Weather on the Snake is generally much hotter, especially in May, June and September. This is largely due to the fact that the launch point is only 1500' above sea level. By contrast, the Middle Fork put-in is at 6000' elevation. (We don't run the Middle Fork in May due to the likelihood of snow and cold.) From about July 4th to August 25th, air temperatures on both rivers are fairly similar, although the Middle Fork will get cooler at night and there is more chance of a cool rain on the Middle Fork. On the other hand, it's not uncommon for us to go 30 days without rain on either river. The water temperatures on the Snake will range from 60-70 degrees during the season where as the Middle Fork will be around 50 degrees in early June, 60 degrees in early July and warm up to 68 or so by July 20th, cooling down again towards late August.
Both rivers are well-managed by the Forest Service and although they are popular, launches are restricted and neither river ever feels crowded. On the Snake we do encounter jet boats, which are motor boats that travel the river for fishing and sightseeing. Some days we'll see two to four and other days as many as ten. On the Middle Fork there are no jet boats, but occasional low-flying airplanes are sometimes seen or heard.
The Lower Salmon - aka, Salmon River Canyons "River of No Return"
These Salmon River rafting trips are more similar in nature to the Snake than the Middle Fork as it is also fairly low in elevation, has semi-arid scenery, pool and drop rapids and hot summer weather. Also like the Snake, the water is warm - reaching 70 degrees by midsummer! The rapids are fun and perfect for those wanting to ride in a paddle raft or an inflatable kayak (our Daring Duckies!)

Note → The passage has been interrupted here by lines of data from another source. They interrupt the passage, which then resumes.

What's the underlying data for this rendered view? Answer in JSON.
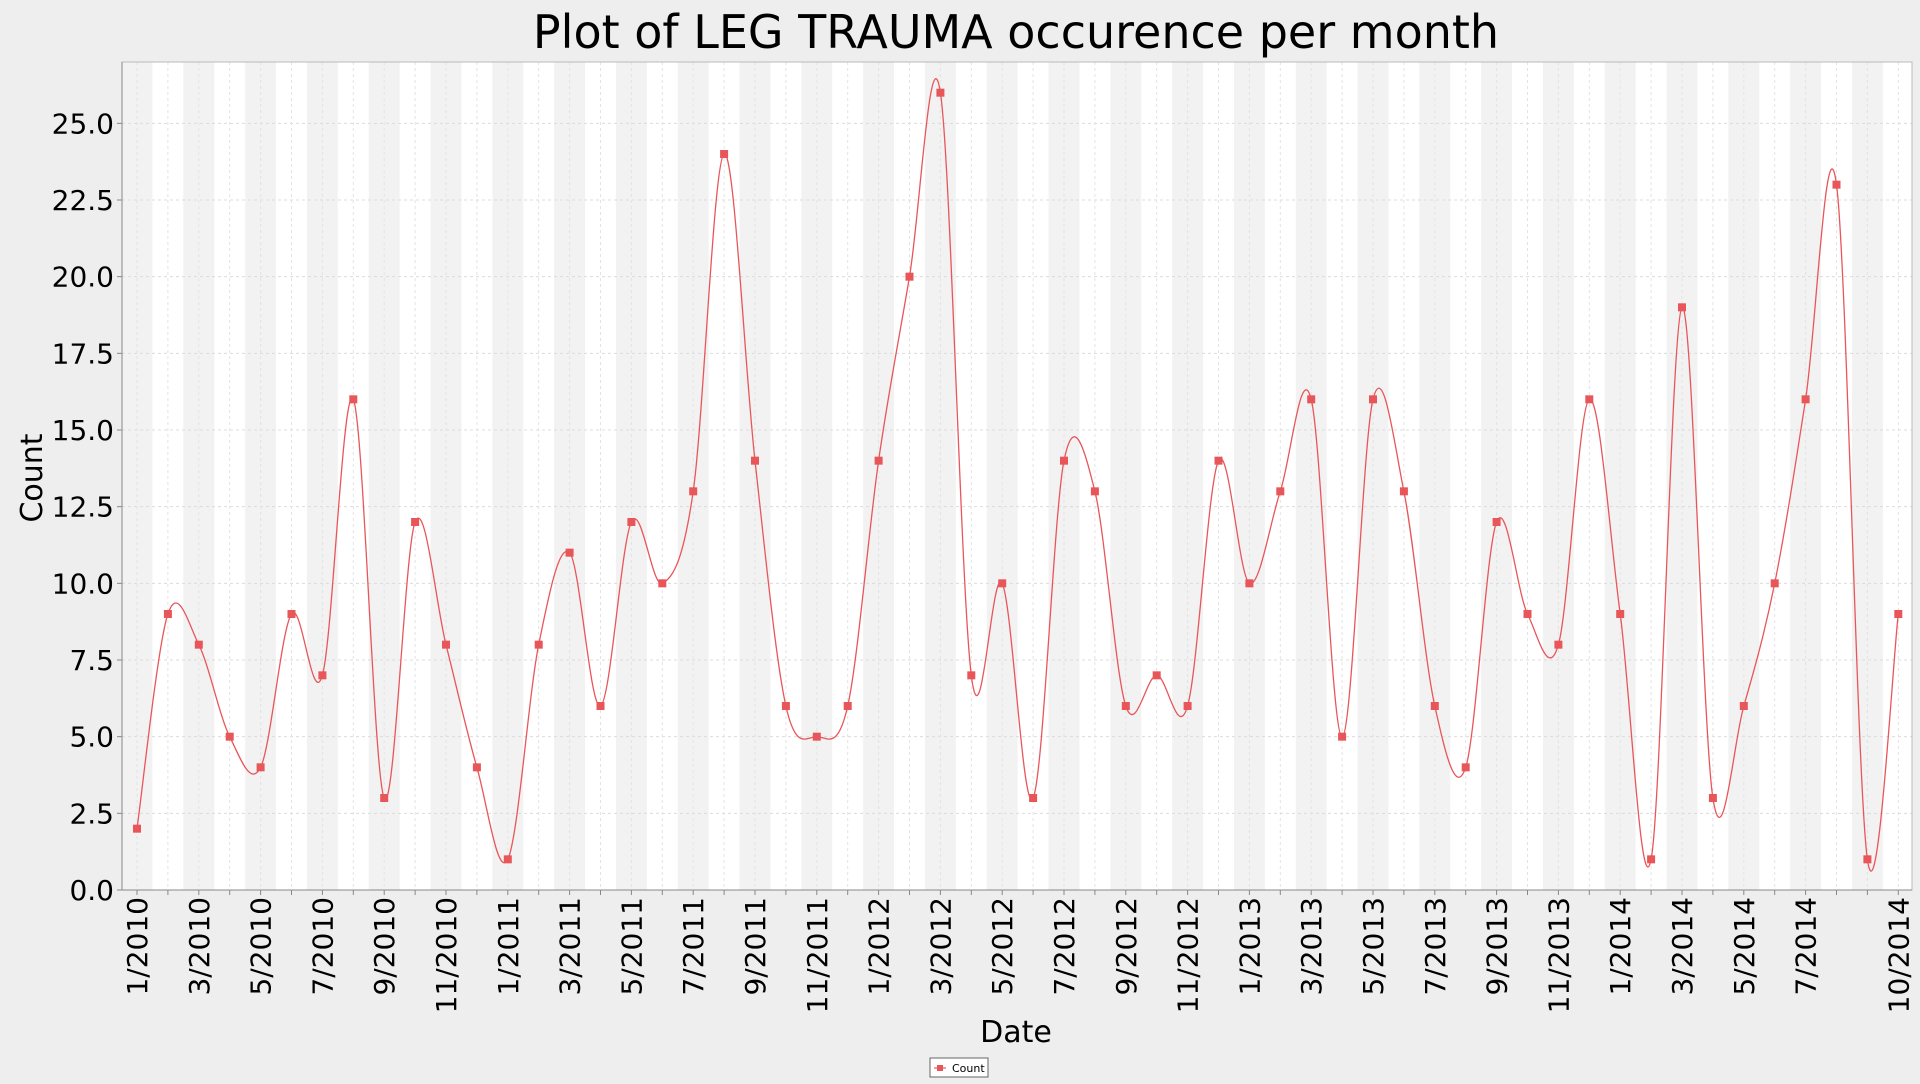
{
  "chart_data": {
    "type": "line",
    "title": "Plot of LEG TRAUMA occurence per month",
    "xlabel": "Date",
    "ylabel": "Count",
    "ylim": [
      0,
      27
    ],
    "yticks": [
      0.0,
      2.5,
      5.0,
      7.5,
      10.0,
      12.5,
      15.0,
      17.5,
      20.0,
      22.5,
      25.0
    ],
    "ytick_labels": [
      "0.0",
      "2.5",
      "5.0",
      "7.5",
      "10.0",
      "12.5",
      "15.0",
      "17.5",
      "20.0",
      "22.5",
      "25.0"
    ],
    "xtick_labels": [
      "1/2010",
      "3/2010",
      "5/2010",
      "7/2010",
      "9/2010",
      "11/2010",
      "1/2011",
      "3/2011",
      "5/2011",
      "7/2011",
      "9/2011",
      "11/2011",
      "1/2012",
      "3/2012",
      "5/2012",
      "7/2012",
      "9/2012",
      "11/2012",
      "1/2013",
      "3/2013",
      "5/2013",
      "7/2013",
      "9/2013",
      "11/2013",
      "1/2014",
      "3/2014",
      "5/2014",
      "7/2014",
      "10/2014"
    ],
    "xtick_month_index": [
      0,
      2,
      4,
      6,
      8,
      10,
      12,
      14,
      16,
      18,
      20,
      22,
      24,
      26,
      28,
      30,
      32,
      34,
      36,
      38,
      40,
      42,
      44,
      46,
      48,
      50,
      52,
      54,
      57
    ],
    "grid": true,
    "legend_position": "bottom-center",
    "series": [
      {
        "name": "Count",
        "color": "#e8565a",
        "x": [
          "2010-01",
          "2010-02",
          "2010-03",
          "2010-04",
          "2010-05",
          "2010-06",
          "2010-07",
          "2010-08",
          "2010-09",
          "2010-10",
          "2010-11",
          "2010-12",
          "2011-01",
          "2011-02",
          "2011-03",
          "2011-04",
          "2011-05",
          "2011-06",
          "2011-07",
          "2011-08",
          "2011-09",
          "2011-10",
          "2011-11",
          "2011-12",
          "2012-01",
          "2012-02",
          "2012-03",
          "2012-04",
          "2012-05",
          "2012-06",
          "2012-07",
          "2012-08",
          "2012-09",
          "2012-10",
          "2012-11",
          "2012-12",
          "2013-01",
          "2013-02",
          "2013-03",
          "2013-04",
          "2013-05",
          "2013-06",
          "2013-07",
          "2013-08",
          "2013-09",
          "2013-10",
          "2013-11",
          "2013-12",
          "2014-01",
          "2014-02",
          "2014-03",
          "2014-04",
          "2014-05",
          "2014-06",
          "2014-07",
          "2014-08",
          "2014-09",
          "2014-10"
        ],
        "values": [
          2,
          9,
          8,
          5,
          4,
          9,
          7,
          16,
          3,
          12,
          8,
          4,
          1,
          8,
          11,
          6,
          12,
          10,
          13,
          24,
          14,
          6,
          5,
          6,
          14,
          20,
          26,
          7,
          10,
          3,
          14,
          13,
          6,
          7,
          6,
          14,
          10,
          13,
          16,
          5,
          16,
          13,
          6,
          4,
          12,
          9,
          8,
          16,
          9,
          1,
          19,
          3,
          6,
          10,
          16,
          23,
          1,
          9
        ]
      }
    ]
  }
}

The biggest difference on this trip is that we camp on huge white sand beaches each of which slopes gently into the calm eddies where swimming is a delight. These beach camps are one of the main reasons that this river is the location for our Family Magic trips designed for families with rafters ages 5 and up. Younger ages are allowed on the Snake as well. Kids in the 5-10 year old bracket will generally be better off on the Snake or the Salmon River Canyons.